Monday, July 13, 2009

Out Stealing Horses


Do food metaphors apply to reading experiences? Some leave a lingering taste; some I can't stop nibbling. Some leave me empty, still hungry, but not necessarily for more of the same. Some are feasts, like the picnic I enjoyed in Napa Valley with my husband and friends perhaps 17 years ago, but which my senses still recall vividly. I notice that sometimes the books that I read more slowly, the ones that don't have rip-roaring, page-turning action, tend to linger longer in my head. Others that move quickly with narrative momentum fade more quickly.

This past week, as I read Per Petterson's novel Out Stealing Horses, I found the reading slow, especially in the beginning. The novel is structured so that it moves back and forth between the present, in which the protagonist Trond is in his sixties, to 1948 when he was in his early teens. He also learns details from events in his father's life a few years earlier when the Germans occupy Norway (the setting of the novel). Much of the story takes place inside his head in fact, and many questions are never answered in the story, yet the more I read, the more I felt compelled to keep reading.

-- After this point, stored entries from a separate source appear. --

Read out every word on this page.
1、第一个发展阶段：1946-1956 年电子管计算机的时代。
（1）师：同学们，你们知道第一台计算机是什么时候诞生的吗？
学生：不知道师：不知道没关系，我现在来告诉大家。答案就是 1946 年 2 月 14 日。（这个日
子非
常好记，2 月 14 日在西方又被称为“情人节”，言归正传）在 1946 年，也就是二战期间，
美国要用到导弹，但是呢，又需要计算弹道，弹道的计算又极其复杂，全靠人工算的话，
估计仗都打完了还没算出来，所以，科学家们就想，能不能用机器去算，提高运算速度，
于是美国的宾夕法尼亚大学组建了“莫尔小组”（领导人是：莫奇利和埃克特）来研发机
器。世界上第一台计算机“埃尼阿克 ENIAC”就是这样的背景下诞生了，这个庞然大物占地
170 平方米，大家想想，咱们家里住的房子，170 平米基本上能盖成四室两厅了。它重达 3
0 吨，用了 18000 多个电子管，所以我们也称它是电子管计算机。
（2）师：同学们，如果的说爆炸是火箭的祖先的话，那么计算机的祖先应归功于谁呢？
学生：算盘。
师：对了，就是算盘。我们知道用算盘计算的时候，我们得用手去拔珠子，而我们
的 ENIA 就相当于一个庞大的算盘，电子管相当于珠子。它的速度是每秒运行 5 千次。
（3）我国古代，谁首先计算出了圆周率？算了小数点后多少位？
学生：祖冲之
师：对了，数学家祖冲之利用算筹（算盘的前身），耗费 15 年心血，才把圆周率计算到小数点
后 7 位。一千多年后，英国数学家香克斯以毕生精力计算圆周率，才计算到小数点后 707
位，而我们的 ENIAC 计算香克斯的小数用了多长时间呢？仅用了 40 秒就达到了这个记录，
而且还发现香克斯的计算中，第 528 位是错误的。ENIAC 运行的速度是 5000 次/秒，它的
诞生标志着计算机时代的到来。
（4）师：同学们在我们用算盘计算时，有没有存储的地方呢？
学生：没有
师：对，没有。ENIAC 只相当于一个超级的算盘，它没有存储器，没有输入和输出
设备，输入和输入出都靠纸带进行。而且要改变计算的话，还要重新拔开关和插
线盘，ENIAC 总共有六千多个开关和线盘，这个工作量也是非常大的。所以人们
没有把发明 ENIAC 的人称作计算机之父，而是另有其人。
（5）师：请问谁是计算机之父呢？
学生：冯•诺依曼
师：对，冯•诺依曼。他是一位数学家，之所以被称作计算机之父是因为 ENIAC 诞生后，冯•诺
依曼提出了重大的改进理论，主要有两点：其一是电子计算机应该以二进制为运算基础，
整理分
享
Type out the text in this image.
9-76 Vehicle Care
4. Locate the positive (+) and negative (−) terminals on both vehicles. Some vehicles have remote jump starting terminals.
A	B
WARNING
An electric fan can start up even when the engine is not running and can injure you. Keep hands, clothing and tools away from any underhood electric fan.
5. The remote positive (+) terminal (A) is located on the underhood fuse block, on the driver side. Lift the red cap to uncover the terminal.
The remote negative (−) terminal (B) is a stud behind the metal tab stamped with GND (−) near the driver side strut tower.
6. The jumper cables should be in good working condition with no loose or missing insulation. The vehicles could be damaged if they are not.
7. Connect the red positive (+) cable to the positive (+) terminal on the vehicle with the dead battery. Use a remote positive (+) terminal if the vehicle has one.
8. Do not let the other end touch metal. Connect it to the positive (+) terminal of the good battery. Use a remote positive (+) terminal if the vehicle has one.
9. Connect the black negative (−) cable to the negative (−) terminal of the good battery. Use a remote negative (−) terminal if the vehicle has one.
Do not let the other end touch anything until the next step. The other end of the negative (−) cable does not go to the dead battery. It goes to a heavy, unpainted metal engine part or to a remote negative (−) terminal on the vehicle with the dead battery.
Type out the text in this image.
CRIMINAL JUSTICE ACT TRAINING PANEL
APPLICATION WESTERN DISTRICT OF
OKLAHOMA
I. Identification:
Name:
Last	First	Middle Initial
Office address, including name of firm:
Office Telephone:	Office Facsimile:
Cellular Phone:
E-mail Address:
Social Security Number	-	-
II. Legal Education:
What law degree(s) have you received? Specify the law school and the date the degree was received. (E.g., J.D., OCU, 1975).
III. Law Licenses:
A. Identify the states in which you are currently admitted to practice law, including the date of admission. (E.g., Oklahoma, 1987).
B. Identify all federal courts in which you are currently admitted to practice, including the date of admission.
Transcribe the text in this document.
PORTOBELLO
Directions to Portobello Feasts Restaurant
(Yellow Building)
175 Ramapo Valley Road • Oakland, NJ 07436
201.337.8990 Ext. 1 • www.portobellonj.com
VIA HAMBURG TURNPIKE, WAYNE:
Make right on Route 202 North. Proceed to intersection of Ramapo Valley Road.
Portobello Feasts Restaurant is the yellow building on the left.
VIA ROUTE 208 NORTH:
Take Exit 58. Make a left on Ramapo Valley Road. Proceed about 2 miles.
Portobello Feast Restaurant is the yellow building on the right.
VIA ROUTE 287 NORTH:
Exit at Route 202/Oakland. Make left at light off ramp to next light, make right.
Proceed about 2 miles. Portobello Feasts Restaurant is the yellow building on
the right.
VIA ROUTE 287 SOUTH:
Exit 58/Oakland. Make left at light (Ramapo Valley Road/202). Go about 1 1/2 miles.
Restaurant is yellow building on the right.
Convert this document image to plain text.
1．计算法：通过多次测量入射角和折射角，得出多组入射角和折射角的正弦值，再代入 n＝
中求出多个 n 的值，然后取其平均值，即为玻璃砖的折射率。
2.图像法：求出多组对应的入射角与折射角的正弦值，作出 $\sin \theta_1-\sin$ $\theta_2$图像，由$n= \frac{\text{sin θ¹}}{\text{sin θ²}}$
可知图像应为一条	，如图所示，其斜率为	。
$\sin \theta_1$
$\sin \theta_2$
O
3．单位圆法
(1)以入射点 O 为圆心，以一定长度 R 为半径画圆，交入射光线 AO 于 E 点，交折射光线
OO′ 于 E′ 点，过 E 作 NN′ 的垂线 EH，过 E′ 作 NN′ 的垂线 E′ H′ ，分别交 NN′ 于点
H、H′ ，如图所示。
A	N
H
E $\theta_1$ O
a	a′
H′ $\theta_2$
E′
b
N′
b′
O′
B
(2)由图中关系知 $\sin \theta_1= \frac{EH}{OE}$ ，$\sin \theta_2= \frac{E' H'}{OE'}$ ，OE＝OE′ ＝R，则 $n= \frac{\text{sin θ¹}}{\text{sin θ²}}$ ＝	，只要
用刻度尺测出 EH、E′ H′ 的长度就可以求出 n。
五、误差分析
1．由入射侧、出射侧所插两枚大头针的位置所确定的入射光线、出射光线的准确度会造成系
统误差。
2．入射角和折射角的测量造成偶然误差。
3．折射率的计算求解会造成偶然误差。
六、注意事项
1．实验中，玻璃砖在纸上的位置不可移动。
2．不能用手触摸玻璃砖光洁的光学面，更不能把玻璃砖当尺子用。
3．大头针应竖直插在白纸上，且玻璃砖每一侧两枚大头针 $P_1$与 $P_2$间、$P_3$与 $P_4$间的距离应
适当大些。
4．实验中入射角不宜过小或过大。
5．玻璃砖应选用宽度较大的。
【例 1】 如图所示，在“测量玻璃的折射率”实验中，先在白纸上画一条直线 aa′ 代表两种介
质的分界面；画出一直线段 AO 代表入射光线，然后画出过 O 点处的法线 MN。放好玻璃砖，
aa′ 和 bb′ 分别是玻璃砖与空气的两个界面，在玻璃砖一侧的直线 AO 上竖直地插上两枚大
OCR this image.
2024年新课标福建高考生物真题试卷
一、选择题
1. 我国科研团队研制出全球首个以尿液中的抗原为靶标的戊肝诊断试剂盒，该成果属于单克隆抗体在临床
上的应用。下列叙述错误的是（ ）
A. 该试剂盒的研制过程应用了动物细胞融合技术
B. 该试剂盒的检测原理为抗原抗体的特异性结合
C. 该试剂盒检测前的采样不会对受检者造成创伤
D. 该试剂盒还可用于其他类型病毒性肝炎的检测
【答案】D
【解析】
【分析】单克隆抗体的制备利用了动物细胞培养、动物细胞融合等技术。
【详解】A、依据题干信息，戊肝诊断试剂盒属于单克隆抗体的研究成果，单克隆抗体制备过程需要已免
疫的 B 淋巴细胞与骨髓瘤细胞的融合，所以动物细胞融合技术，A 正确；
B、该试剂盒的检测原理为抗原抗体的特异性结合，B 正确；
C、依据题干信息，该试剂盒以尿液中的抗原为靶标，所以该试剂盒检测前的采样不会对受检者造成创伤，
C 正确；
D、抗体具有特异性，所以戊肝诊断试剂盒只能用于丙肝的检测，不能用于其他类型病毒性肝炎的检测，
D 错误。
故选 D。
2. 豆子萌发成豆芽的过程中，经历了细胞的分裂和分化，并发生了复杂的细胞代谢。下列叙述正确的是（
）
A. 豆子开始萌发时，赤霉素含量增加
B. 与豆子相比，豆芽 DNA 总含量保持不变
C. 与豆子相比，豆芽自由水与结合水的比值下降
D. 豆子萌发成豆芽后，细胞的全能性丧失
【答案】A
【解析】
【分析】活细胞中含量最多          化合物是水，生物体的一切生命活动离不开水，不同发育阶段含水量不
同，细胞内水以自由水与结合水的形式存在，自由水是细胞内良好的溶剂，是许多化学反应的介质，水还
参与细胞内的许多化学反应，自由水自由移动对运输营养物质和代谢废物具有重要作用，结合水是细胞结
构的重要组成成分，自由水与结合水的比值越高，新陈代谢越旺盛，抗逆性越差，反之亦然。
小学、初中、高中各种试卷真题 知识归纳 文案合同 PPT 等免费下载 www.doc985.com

The satisfaction came in the way the author wove certain subtle threads through the novel, including the one with which he finishes the book. Nothing about the book is didactic or heavy-handed. There really are no bad guys in the book (even the German soldiers are revealed sympathetically as young boys who under different circumstances would not be considered evil or frightening.) Bad things do happen, though, through the course of the story--an accidental death, apparent adultery, abandonment by a parent. In the course of the story, though, he reveals how this boy (who is actually an older man through much of the book) became a man.